Look at our yoga practice: how many times within one position do we think of the next posture we will do, and think when will we leave the present one, and in cases of a group class led by a teacher, how often are we waiting for the instruction to exit the posture? If this happens for you, you are not fully engaged in the posture nor are you practising correctly. The practice teaches us to be present, to be engaged in the exercise, without distraction, and if we do drift with thought, to refocus.

Yoga might be a way of getting something we seek in our life, for example, feeling healthier, or perhaps, the answer to the meaning of life? Whatever, we seek, while practising we need to apply ourselves in the posture and not let thoughts rise which will take us elsewhere, even if it is the answer to life! Breathe deeply and refocus on the yoga posture. We get an unwanted thought, something upsetting, while dwell, drop it, focus on the posture. Whatever seeks to distract us, we focus on the action of the posture: we remain present and aware. Notice, if thoughts are absent we will feel fine, even good, because when time stops everything is fine!
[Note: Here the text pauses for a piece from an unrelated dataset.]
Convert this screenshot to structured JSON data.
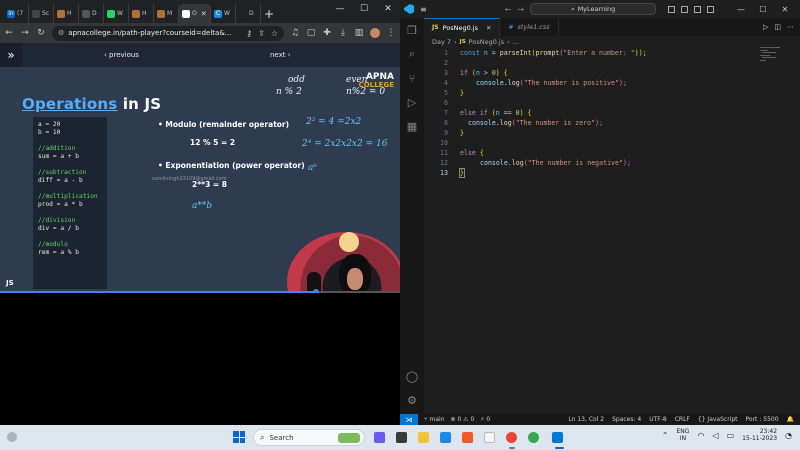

Like a child become absorbed in what you are doing. Yoga trains us in this way to be focussed and this extends to our daily life. Do not draw a line between the two; do not leave what the practice teaches you on the mat, use it in daily life… as this is the intention of practice. To redefine and balance our focus and intentions in this life, so we are present and aware in every moment, from the simple pleasure in life like paying with our children to the complex and challenging situations which work, life and family can throw at us.